En su banco de ideas instrumentales, había algunas que no habían terminado en Estelares y que daban vueltas por su cabeza con cierta insistencia. “Nunca las cerraba y me daba bronca dejarlas. Y un día dije ‘voy a hacerlo’. Me empecé a juntar con el contrabajista Julio Rígoli, que tocaba con Flavio Casanova, para darles forma”, cuenta. El primero que terminaron, sin embargo, no fue un tema propio sino ‘La yumba’, con el que de alguna manera empezó a pagar aquella vieja deuda con el tango. “Cuando armé ‘La yumba’ me envalentoné: si podía con eso, podía con cualquier cosa”, dice. Entonces invitó a Fernando Samalea, que finalmente se sumó al registro completo de su debut como solista. “Fue un plan similar al de los jazzeros, que se juntaban y hacían una New York Session. Se llama Una tarde en Los Pájaros, porque lo grabamos en el estudio de Palito Ortega en Luján”.

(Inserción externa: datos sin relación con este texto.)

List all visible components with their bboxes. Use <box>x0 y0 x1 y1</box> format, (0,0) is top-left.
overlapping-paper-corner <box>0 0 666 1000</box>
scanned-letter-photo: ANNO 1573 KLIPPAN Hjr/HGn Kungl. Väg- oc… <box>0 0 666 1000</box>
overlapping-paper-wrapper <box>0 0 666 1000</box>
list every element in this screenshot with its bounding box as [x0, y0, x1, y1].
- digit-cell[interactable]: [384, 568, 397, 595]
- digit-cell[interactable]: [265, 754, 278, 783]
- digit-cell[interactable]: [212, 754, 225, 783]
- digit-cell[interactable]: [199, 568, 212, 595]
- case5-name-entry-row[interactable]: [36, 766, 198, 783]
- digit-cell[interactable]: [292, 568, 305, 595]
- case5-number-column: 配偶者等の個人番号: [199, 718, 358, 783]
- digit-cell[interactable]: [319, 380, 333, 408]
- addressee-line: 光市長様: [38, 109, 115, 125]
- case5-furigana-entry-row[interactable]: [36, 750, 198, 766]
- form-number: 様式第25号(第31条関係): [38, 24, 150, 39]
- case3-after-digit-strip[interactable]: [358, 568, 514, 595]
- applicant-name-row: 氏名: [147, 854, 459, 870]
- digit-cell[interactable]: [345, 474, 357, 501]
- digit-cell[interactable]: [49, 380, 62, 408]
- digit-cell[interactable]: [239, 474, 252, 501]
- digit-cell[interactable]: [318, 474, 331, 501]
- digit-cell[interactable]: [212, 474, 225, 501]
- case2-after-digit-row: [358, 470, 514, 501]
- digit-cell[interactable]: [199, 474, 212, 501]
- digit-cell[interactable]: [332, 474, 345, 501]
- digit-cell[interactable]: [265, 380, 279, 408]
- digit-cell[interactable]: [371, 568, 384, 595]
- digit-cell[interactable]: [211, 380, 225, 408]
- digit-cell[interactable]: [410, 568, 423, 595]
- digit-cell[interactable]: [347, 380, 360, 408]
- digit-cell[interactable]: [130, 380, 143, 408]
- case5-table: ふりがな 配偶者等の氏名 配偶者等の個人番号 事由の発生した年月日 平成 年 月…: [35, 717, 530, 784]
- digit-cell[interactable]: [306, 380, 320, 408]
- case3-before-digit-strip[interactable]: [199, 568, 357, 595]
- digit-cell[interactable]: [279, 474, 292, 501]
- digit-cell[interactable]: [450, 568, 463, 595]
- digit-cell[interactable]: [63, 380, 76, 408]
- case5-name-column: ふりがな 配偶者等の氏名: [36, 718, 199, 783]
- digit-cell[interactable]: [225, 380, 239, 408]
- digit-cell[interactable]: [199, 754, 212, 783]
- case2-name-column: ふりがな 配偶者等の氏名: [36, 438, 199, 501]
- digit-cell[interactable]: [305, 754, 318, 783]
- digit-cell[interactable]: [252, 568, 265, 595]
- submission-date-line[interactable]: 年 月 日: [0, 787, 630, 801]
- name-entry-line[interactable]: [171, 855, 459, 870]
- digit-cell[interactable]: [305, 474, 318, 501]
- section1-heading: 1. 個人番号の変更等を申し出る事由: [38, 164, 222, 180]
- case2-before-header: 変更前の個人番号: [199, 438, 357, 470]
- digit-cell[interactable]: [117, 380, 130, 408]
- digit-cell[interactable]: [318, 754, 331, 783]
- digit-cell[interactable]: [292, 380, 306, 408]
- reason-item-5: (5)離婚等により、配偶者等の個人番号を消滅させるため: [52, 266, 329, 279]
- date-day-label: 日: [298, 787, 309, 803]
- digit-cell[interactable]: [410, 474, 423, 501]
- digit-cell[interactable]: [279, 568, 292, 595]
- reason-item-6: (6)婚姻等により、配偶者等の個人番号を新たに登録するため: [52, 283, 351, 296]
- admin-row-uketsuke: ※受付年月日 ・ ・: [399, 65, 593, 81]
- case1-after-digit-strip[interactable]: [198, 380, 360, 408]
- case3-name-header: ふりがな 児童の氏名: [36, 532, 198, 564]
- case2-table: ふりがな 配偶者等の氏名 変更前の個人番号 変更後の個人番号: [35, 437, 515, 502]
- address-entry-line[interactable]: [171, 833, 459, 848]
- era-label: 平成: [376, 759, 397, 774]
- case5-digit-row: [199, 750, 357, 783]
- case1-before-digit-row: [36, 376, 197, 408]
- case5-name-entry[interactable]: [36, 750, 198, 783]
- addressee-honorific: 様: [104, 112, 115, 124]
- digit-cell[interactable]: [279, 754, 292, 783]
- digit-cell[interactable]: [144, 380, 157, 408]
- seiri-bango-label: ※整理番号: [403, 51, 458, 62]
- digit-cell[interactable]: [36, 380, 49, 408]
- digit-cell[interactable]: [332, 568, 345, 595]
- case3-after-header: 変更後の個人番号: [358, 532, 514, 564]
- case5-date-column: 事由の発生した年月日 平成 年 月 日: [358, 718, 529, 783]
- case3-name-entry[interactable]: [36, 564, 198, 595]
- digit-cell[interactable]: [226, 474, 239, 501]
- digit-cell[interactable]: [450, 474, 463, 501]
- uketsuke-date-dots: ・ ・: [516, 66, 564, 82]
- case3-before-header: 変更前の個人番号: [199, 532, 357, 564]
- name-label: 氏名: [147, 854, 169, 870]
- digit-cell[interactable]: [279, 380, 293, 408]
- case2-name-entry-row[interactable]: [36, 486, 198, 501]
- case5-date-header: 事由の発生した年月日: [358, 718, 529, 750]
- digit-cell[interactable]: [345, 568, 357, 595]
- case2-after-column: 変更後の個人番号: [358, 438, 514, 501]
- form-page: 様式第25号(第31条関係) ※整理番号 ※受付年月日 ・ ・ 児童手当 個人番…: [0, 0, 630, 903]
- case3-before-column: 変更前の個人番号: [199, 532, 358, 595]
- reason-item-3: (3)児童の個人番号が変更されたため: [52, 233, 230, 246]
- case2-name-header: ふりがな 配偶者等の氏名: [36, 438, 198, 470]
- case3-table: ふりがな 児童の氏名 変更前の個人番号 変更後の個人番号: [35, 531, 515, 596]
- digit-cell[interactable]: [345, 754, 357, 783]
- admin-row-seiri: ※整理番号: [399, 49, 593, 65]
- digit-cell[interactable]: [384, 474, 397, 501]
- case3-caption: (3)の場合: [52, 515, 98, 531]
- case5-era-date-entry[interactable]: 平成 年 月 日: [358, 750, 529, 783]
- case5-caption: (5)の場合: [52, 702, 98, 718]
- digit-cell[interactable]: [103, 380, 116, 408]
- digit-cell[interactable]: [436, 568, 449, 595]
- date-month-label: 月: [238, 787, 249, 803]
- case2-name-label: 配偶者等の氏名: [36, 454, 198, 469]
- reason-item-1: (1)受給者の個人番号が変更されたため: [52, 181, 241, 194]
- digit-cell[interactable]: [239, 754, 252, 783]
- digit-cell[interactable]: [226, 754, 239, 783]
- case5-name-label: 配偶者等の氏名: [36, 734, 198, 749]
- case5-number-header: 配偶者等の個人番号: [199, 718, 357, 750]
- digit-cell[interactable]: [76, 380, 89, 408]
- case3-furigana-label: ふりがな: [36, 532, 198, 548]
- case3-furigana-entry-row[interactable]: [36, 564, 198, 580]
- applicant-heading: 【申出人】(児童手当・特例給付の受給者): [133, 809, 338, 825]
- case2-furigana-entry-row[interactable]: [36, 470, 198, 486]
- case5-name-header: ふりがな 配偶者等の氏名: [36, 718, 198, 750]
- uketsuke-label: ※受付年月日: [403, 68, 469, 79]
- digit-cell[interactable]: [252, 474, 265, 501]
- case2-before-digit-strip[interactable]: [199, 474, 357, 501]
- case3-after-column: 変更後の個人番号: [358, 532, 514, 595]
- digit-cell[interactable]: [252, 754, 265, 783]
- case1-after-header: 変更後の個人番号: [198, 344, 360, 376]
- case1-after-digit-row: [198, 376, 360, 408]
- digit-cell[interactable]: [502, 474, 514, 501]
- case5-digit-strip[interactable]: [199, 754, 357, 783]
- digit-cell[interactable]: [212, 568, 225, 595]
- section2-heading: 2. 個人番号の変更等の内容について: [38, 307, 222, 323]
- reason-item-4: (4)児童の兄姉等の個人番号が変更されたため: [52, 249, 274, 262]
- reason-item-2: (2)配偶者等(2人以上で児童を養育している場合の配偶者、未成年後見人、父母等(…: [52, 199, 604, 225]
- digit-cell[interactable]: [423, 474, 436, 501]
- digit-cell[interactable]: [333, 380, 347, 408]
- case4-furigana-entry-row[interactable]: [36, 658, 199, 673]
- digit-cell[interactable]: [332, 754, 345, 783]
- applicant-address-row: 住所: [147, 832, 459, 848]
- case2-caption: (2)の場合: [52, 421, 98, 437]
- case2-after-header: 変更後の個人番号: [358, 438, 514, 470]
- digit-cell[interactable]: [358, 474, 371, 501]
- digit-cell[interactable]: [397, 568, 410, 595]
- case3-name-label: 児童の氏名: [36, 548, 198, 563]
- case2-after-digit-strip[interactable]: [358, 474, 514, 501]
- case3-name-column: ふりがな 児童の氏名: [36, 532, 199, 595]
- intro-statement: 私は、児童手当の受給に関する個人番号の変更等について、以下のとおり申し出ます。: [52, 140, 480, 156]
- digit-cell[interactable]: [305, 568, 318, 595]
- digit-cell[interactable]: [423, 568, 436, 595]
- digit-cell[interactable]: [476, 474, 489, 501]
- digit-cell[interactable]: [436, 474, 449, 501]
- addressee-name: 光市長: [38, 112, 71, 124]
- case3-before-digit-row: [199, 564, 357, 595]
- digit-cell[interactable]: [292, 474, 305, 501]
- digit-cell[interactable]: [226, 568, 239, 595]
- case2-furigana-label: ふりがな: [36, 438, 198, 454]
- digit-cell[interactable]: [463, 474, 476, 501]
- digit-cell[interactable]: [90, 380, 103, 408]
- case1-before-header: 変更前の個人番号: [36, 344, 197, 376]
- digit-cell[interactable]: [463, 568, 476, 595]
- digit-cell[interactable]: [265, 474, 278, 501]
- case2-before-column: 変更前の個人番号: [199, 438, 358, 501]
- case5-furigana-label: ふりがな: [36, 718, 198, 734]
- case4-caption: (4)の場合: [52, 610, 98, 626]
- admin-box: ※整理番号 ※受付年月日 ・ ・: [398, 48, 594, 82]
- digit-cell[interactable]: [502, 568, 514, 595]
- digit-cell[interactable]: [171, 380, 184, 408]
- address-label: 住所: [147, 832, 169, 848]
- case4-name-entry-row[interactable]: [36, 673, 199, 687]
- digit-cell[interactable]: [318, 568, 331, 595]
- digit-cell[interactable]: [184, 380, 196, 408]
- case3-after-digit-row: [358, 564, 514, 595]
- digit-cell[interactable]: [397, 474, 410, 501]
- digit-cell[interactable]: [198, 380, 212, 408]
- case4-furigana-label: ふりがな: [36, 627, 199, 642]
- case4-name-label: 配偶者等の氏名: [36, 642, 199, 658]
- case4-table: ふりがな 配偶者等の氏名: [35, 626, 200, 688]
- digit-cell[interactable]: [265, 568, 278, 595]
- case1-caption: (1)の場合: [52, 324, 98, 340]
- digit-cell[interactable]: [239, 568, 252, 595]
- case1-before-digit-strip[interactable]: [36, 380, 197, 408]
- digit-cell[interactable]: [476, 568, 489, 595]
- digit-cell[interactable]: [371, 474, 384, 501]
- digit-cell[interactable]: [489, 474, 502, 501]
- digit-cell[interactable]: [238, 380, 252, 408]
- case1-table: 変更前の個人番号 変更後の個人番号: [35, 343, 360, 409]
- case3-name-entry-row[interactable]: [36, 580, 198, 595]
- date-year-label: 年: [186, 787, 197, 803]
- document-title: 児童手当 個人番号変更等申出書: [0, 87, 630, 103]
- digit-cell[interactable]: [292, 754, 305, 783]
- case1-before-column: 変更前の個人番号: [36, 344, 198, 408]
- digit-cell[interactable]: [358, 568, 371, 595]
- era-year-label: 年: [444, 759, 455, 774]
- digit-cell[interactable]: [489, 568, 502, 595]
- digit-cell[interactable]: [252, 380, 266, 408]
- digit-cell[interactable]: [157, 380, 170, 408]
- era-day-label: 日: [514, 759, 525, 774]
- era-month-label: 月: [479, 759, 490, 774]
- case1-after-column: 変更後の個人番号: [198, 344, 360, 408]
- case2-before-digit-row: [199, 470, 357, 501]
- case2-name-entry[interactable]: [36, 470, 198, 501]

“Tiene un hilo conceptual, es como una especie de luna de miel de una pareja, pero en plan road movie. Son siete temas instrumentales de country, rock y tango, tocados por el trío. Sin sobregrabaciones, incluso sin tomas pautadas. Tiene el espíritu, la impronta del jazz: tocar y grabar”, describe. ¿En qué medida se diferencia del trabajo con Estelares? “Es diferente, pero al final algo de eso se metió en Las lunas. Esta metodología que usé para los temas instrumentales la vengo amasando desde 2010, más o menos. La primera vez que fuimos a Nueva York con la banda, aproveché para tomar clase con Jim Campilongo, el guitarrista que toca con Norah Jones en The Little Willies. Y lo que aprendí no me aportó tanto al estilo, sino a la búsqueda de la inmediatez en el momento de interpretar: dejar que la guitarra cante, con las virtudes y defectos que puede tener la toma”.

 

“Yo estaba muy acostumbrado a editar, al laboratorio con Estelares. Y esta vez hubo bastante inmediatez. Hay muchas guitarras que quedaron de primera toma, como la de ‘Horneros cantantes’. Fue más ‘voy al estudio y confío en lo que puedo hacer’. En otro momento necesitaba un plan de acción de lo que iba a tocar”, compara. “La banda también está en la misma, todos han grabado unas tomas buenísimas de forma más expeditiva”. De alguna forma, desde sus orígenes en Junín a este presente con Estelares, Bertamoni parece haber hecho el camino inverso al de cualquier violero: fue de lo complejo a lo simple. “Yo empecé haciendo cosas raras, experimentales. En vez de fijarme en Chuck Berry, yo escuchaba a Robert Fripp o Adrian Belew y me preguntaba cómo hacían. Y ahora estoy más deslumbrado por el sonido de la guitarra del rock clásico. Sí, diste en la tecla: hice el camino inverso”.